Mentira, Sonho e Literatura.
E por falar em mentir: O que há em comum entre a mentira e a literatura? E mais, o que há em comum entre sonho e literatura? Acaso seria a ilusão de tomar uma coisa por aquilo que ele não é? Ou, há um valor positivo? Talvez a imaginação (phantesia) de Flavius Filostrato.
Em 1780, a Real Academia Espanhola editava o Quixote, em quatro volumes. No Prólogo a essa edição estava a “Análise do Quixote” escrita por Vicente de los Rios[i], que considerava como tema central do Quixote a distinção entre ilusão e realidade, e afirmava que o romance épico (o que Dom Quixote sonhava) estava incluído no romance realista (o que Dom Quixote vivia)[ii]. Interessante essa análise, pois, substitui a loucura pela ilusão[iii]. Se lermos novamente o Quixote, só que desta vez substituindo a suposta loucura do cavalheiro por ilusão, ou seja, como um aspecto pontual e não durativo, constataremos que esta nova leitura/interpretação é mais coerente e próxima do entendimento (ou percepção) dos valores sociais contemporâneos. A loucura tem a sua história e seu lugar na escala dos valores sociais, Foucault já nos chamou a atenção para isso. Os supostos enganos cometidos pelo cavalheiro andante estão, hoje, mais próximos do que chamamos de ilusão do que da loucura (entendida como insanidade).
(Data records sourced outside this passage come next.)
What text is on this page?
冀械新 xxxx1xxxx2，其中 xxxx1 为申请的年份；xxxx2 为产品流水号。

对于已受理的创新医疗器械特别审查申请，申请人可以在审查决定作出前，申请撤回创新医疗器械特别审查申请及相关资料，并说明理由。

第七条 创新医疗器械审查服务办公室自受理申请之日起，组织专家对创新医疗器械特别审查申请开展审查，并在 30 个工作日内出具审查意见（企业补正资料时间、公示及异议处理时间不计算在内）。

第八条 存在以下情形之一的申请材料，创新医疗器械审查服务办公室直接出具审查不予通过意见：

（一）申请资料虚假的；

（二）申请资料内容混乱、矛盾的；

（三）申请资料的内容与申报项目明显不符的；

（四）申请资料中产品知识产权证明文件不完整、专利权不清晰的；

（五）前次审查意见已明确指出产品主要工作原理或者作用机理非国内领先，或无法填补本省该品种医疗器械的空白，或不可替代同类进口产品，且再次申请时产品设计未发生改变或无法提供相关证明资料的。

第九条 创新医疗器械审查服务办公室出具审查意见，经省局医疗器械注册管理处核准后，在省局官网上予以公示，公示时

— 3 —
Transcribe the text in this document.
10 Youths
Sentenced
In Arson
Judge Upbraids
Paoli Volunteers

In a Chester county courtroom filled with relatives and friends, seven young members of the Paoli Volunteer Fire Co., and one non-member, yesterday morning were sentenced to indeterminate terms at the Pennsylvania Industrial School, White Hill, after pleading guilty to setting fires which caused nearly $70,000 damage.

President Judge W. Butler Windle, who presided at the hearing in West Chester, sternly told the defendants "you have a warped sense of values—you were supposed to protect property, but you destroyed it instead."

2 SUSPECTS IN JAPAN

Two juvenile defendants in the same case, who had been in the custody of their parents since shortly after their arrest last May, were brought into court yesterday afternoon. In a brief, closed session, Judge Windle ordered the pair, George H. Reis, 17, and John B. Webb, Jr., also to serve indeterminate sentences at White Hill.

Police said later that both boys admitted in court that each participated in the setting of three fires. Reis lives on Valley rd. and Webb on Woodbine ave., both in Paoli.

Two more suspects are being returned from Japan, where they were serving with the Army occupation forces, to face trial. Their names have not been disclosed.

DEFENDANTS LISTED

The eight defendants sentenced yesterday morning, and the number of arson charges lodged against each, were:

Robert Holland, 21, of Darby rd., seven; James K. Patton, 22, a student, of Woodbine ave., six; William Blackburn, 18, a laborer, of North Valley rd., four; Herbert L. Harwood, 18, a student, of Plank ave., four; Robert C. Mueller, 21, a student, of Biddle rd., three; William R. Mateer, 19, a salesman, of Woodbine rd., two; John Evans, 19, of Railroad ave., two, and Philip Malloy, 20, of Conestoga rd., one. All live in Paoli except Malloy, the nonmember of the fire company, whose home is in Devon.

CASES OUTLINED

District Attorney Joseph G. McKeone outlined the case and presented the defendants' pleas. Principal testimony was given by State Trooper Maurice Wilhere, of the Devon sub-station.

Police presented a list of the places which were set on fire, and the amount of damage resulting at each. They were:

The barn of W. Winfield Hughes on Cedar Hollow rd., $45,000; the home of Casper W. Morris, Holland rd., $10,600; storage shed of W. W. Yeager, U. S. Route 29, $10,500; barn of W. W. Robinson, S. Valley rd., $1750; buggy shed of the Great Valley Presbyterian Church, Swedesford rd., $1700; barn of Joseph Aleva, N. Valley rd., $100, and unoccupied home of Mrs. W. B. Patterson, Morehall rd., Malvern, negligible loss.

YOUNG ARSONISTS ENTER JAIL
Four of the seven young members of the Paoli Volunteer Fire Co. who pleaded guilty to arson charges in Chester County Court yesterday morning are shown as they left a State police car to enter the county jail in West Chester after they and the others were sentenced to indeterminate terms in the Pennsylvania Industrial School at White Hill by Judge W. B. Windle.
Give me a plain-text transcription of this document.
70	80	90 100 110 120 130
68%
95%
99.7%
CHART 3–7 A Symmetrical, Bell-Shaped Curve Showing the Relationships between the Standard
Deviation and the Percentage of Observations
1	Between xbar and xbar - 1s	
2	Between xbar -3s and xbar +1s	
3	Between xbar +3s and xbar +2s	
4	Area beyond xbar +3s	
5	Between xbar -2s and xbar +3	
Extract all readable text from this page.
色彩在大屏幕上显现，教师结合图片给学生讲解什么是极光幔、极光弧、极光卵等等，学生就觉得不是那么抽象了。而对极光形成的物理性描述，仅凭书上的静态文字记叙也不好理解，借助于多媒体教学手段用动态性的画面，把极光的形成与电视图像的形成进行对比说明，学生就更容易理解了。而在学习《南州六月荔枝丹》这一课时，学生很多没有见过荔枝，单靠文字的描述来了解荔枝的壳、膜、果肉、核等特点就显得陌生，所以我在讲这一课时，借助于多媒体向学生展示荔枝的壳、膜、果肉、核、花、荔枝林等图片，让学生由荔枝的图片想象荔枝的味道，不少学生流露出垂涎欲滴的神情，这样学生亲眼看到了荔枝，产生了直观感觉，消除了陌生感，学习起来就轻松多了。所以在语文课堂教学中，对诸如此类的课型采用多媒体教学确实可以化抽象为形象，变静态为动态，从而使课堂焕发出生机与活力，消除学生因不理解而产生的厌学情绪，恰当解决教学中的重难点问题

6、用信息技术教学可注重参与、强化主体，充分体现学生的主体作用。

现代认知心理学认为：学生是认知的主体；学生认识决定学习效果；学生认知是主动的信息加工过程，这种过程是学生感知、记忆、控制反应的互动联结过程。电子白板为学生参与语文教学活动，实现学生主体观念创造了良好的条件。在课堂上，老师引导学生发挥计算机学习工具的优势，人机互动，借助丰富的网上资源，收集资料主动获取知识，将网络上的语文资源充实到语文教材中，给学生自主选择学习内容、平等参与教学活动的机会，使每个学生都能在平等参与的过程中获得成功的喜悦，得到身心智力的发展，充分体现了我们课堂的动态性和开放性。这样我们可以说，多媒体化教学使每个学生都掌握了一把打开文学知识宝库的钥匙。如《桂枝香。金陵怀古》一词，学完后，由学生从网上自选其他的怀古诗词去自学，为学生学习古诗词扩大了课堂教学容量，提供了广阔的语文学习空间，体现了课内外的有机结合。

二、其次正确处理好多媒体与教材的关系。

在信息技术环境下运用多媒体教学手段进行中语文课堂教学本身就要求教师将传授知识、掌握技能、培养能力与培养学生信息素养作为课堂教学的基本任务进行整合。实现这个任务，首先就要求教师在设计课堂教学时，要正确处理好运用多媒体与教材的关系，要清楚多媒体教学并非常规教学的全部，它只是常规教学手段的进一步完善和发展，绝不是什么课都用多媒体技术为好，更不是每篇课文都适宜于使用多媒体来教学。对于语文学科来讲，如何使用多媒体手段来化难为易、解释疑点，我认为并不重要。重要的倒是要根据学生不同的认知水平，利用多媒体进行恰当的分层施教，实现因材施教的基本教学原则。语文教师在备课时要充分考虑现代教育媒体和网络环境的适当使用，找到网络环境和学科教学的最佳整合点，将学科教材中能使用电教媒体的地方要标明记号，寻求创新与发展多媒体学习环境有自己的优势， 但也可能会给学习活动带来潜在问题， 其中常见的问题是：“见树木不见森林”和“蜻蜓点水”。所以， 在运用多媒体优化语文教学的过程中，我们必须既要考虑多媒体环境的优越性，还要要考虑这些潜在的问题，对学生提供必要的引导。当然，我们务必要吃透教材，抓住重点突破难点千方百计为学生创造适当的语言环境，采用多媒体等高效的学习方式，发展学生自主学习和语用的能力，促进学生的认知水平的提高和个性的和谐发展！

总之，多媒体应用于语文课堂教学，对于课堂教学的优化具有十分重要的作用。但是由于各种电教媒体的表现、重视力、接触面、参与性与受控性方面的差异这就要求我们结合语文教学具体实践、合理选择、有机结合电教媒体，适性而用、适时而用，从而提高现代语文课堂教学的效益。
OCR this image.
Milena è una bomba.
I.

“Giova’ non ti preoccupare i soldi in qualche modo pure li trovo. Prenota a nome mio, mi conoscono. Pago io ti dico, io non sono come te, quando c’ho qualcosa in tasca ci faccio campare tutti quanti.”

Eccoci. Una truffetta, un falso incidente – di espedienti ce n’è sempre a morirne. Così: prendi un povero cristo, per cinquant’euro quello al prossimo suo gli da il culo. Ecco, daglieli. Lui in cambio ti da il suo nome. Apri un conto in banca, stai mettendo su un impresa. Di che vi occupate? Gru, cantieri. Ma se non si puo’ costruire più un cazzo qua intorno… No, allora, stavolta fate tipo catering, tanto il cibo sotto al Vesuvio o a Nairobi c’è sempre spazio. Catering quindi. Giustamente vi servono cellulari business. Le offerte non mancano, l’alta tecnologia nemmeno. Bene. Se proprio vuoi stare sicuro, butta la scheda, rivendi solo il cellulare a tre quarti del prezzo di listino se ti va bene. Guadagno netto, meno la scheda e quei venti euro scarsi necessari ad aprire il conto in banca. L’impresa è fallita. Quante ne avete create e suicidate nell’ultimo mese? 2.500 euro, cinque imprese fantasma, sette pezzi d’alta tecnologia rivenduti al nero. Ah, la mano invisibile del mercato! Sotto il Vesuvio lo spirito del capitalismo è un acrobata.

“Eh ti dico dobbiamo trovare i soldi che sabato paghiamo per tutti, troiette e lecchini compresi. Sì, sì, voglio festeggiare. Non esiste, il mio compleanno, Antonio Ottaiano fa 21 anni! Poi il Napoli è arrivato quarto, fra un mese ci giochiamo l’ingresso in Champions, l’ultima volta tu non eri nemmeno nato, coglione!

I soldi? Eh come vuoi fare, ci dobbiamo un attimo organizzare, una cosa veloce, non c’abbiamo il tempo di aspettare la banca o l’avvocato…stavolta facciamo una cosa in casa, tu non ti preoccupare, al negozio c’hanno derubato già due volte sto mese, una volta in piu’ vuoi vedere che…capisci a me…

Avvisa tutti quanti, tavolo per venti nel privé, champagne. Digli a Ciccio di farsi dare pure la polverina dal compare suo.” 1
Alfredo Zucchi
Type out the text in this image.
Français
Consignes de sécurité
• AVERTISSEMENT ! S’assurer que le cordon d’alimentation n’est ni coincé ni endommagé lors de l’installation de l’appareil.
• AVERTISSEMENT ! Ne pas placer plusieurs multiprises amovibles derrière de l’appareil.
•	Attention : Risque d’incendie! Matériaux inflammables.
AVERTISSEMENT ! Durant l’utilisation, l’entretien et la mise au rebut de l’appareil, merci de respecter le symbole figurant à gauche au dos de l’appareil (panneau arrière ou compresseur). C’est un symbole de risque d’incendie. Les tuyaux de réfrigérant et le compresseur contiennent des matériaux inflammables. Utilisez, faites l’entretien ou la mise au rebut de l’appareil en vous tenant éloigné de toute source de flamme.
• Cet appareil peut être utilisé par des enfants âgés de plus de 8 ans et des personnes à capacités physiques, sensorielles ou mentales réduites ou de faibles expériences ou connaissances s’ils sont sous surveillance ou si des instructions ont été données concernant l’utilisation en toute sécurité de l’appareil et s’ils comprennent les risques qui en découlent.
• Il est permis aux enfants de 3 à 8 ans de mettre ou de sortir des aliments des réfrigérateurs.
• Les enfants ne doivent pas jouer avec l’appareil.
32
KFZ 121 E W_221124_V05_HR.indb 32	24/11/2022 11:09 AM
Mas, não é nesse assunto que pretendemos nos deter no momento. Queremos resgatar a idéia de ilusão, que como foi exposto, é atual, porém não recente, para relacioná-la com a mentira, o sonho e a literatura. Entenda-se aqui por mentira um relato mentiroso, daqueles que são contados pelo filho que não foi à escola, ou pelo marido que chegou tarde em casa, ou pela esposa que foi ao dentista. Conta-se uma história verossímil, onde quase tudo é real e aconteceu, só que não necessariamente nessa ordem ou então não foi vivida pelo sujeito que a narra (é claro que na maioria desses casos conta-se com a boa vontade do ouvinte de querer ser enganado, ou preferir não saber do primeiro engano). Há de se destacar aqui o efeito criado no receptor, a ilusão da história ser verdadeira. Coisa similar acontece com o sonho. Quando sonhamos, tudo se passa como se real fosse. Por mais absurdo que sejam os acontecimentos, estamos convencidos de que são reais. Do mesmo modo que na mentira, o sonho cria na pessoa a ilusão de que a história é verdadeira.
Agora, na literatura, na ficção literária, realista ou não, é narrada uma história, que, para ser bem entendida e para que ela alcance os efeitos desejados (por exemplo, uma comedia fazer rir), é fundamental que o leitor (ou ouvinte, caso alguém esteja lendo para outros, como era comum na época de Cervantes) acredite na trama, que pense que é real (mesmo que aparentemente seja impossível). Também neste caso conta-se com a boa vontade do leitor/ouvinte de querer ser enganado (faz parte do jogo, senão não tem graça). No relato literário, assim como no relato mentiroso, espera-se criar no receptor a ilusão de que a história é verdadeira. O realismo, sabendo disso, abusa das referências ao real, para assim não deixar o receptor desconfiar da sua ilusão.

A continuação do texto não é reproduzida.